The combined top-line of the big five banks remained flat during 1HCY17 year-on-year, despite a sizeable double digit asset growth. The growth in earning assets continued to remain tilted in favour of investments. But on the positive side, advances too, grew considerably by 11 percent over December 2016. The ADR as a result, improved slightly from 41 percent in December 2016 to 43 percent as at June end 2017.

Low yields on earning assets ensured limited top-line growth. The spreads continued to fall further, as most big banks had almost reached optimal deposit mix, and the pressure on spreads had to come at some point. The cost of deposits for the big five increased slightly during the period. The efforts on the liability side continue to be focused on adding the right kind of deposit, with an eye to continuously improve CASA. But for most banks, CASA is already on the higher side, which will eventually compel banks to look for more avenues to boost income, should spreads continue to be depressed.

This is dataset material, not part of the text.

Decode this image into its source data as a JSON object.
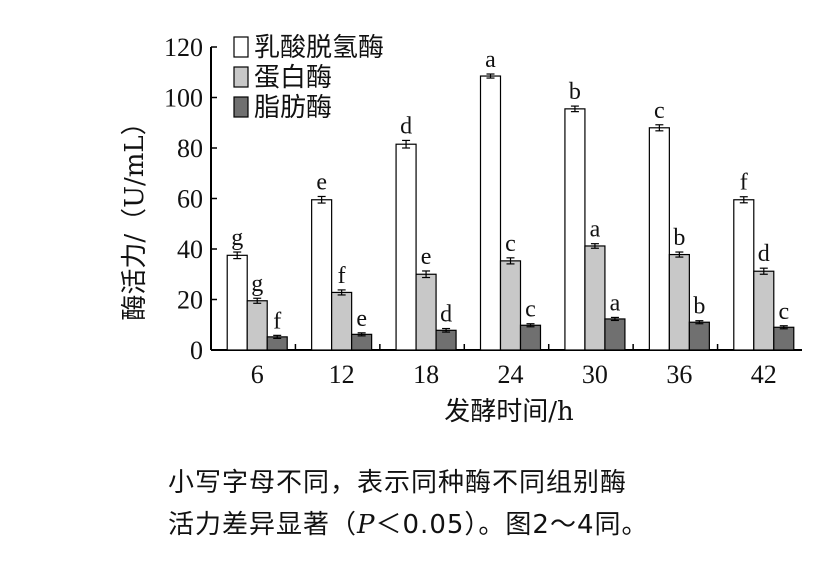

A massive change was witnessed in the provisioning expense for the period, which went down by nearly 10 times. Most banks had done the hard years to clean the loan books, be more prudent and shown increased recovery efficiency.

Another feather in the cap was a remarkable turnaround of events relating to NPLs. Banks have not lent aggressively and have rather focused more on lending carefully and cleaning the books. The NPLs have gradually come down and the coverage has significantly improved. The NPLs have remained on the lower side, with an infection ration in single digits, and adequately provided for.

Most banks have expressed a desire to be more open to private sector lending going forward, as genuine demand is expected to pick up, as CPEC heats up. The macroeconomic situation, especially on the current account front, maybe worrisome for the time being. But the interest rates may well have bottomed out already and there is high chance that rates are revised up, and banks would dearly welcome that.